ニッケル水素のセル数を165→180に増やした上で大幅に小型化、さらにバッテリ搭載位置を後軸の前に持っていくことで、ヨー慣性を低減している。

重量物を車軸の間に配置しようとしている

前軸の上にエンジンとパワーコントローラ、平行減速装置を配置
■新2.0ガソリンエンジン
新ハイブリッド用2.0エンジンの圧縮比はマツダと同じ14.0で、熱効率41% ボア・ストローク80.5×97.6mmとロングストロークのD4直噴エンジンである。エンジン単体の最大出力107kW(145馬力)/6000回転、最大トルク180Nm(18.3kgm)/4400回転と1.8に比べて大幅なパワーアップで、システム出力は180馬力とCセグメントでも高出力のグループに入る。高速連続走行性能が求められる欧州にあわせて、仮にモータの支援がない場合でも、ダウンサイジングターボより高い出力を低燃費で発生する。 ゴルフの欠点は、ダウンサイジングターボである。さらばダウンサイジングターボで述べた通り、欧州で多用される高速走行に、ダウンサイジングターボは向いていない。HybridはNA+モータなので、ライトサイジングの高効率2.0エンジンの方が燃費、レスポンスのどちらも勝る。 唯一の逆転領域である、低速の低負荷走行は、モータの大得意分野である。

トヨタ 2.0新エンジン(熱効率は41%とディーゼルを凌ぐ)
トヨタのエンジンは、高燃費が特徴であり、今回の改良で地味な改良を行い、更に燃費と熱効率を向上させてきた。まず、レーザーピットスカート付きピストンである。スカート摺動面に鏡面仕上げを施すことにより、摩擦を減少させ、 スカートの表面では、レーザーによって形成される狭いクロスハッチ溝が、耐擦過傷性を改善し、ピストン運動のロスを削減し、エネルギー効率を向上させる。もちろんトヨタの特許で世界初の装備である。

レーザーピットスカート付きピストン
シリンダーヘッドの、吸気弁側の出口にレーザクラッドバルブシート採用し、出口で乱流を起こしていた燃料と空気を層流で流すことで、強いタンブル流(燃費性能)と吸気流量を確保し、そこに2本目のインジェクターで中間噴射を追加することで高出力と低燃費を実現している。この辺は、マツダの燃焼技術が目指しているものと似ている。手法は違う(もっとお金がかかる部品を使ってる)けれども。

レーザクラッド加工バルブシート
最後が、熱管理である。

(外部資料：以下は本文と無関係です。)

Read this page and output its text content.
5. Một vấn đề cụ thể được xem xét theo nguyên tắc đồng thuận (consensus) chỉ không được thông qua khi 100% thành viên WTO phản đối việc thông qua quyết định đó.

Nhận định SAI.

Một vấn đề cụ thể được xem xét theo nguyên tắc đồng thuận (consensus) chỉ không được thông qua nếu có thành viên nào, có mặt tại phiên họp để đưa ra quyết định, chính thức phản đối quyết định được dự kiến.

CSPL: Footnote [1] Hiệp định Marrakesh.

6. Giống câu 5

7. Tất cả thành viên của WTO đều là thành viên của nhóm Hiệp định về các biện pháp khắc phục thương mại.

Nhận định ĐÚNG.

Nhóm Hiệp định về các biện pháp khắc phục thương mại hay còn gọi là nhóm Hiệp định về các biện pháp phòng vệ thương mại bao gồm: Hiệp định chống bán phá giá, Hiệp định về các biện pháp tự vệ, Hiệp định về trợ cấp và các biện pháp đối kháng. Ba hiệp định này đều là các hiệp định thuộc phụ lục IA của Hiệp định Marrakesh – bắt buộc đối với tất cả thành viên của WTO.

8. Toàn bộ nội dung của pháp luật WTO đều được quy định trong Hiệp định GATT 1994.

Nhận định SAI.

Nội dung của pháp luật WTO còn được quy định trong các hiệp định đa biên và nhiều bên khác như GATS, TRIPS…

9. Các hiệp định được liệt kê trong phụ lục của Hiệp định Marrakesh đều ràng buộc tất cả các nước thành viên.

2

エンジンの温度を高すぎず、低すぎずになるように維持するために、冷却ポンプの駆動及び冷却水の温度制御を細かく行うことで、エンジン全体の熱量を制御して、熱でエネルギーがロスすることを防いでいる。 これもまた、マツダが冷却水ルートを切り替えることで、温度管理をやってるのと同じ目的である。
■変速機
トヨタは、ドライブフィールの向上を、「CVTのギアボックス化」として捉え、拡大した変速レシオを基に、新CVTを6段制御としている。(最新のマルチステージのECVTは3段階制御)ガソリン用CVTのプーリーは無段階に変化可能だが、これを6段の変速と論理的に捉え、エンジン回転数とリンクさせてエンジン回転数と速度を同調させる制御を行い、CVT特有の滑り感を減らしている。さらに、6速に定義した変速速度を向上させるために、変速動力に使用するベーンポンプを高速反応型に変更し、ベルトの取り付け角度を11度から9度に狭くすることで変速速度を20%高速化できている。

変速レシオの拡大(旧1.8版→新2.0版)
蹴り出しの強化として、CVTの改良において、1速に発進ギアを搭載し、ギアでダイレクトに車軸に動力を伝達することで、ベルト効率が低い低ギヤ比で、「ウイーン」と回転だけが上昇する特性を回避して、MTのようなダイレクト感を出すとともに、伝達トルクを発進の瞬間に増大させることで、発進加速を15%強化している。これは、CVTの「嫌なところ」を回避する大きな進歩である。ギヤ駆動からベルト駆動に切り替えるとき、変速機システムはAT技術から栽培された応答性が高いギアチェンジ制御技術を使用するため、相互の切り替えがスムースである。(実構造では、回転しているギアを抜いて、ベルト駆動に切り替える方式で、ATのギア変更と同じ原理)ギアが発進トルクを支える機能を持つため、プーリーをより小型軽量なものに変更することができ、変速速度をさらに20%高速化し、CVTの抵抗損失を低減できている。

発進ギアによる駆動

ギヤ駆動からベルト駆動へ
ここから見られる改良点に、トヨタが何に力を入れているかわかるだろうか。トヨタが目指しているのは、「ドライビングフィールの自然化」と「物理的な設計の優位性の確保」の2点である。ヨー慣性を低減するため、車軸の前後を軽くし、重たい物を車軸の内側に配置し、車軸と動力部を接近させ、タイヤ、サスペンションの可動の自由範囲を広げる、剛性バランスを適正にして、前後の旋回性能を安定化する。 どのメーカーもそうやろうと思ってはいるが、費用、人材の面から全部はやりきれない。 一方で、潤沢な開発資金と人材を持つこれまでのトヨタは、こうした見えない商品性にお金をかけず、「宣伝効果の高い装備にお金をかけること」が大好きだった。 VWのクルマづくりとの大きな違いはそこにあったと思う。確かに、トヨタは大きく変わっている。VW的な進め方だけでなく、電子的にも、ソフトウエア的にも進化を始めている。でも、それらの進化の方向のベクトルは、物理的な本質性能の強化に向けて揃えているのだ。 このまま進めば、トヨタのクルマは、さらにグローバルな味付けのものに変わっていくだろうと思う。

カローラ・スポーツ インパネ
Hybrid機構は時間と共に劣化していく性能かもしれないが、「物理的な設計の優位性」はそのクルマがこの世から失われるまでその性能を持ち続ける。 素直なハンドリングは飛び道具からは生まれない。ロードスターの物理的な優位性が電子制御で実現されていないのと同じことだ。 今のカローラ・スポーツには、そうした「物理的な優位性」が十分ではない状態で販売されている。 本当のカローラ・スポーツ、「真打ち」はまだ販売されていないのだ。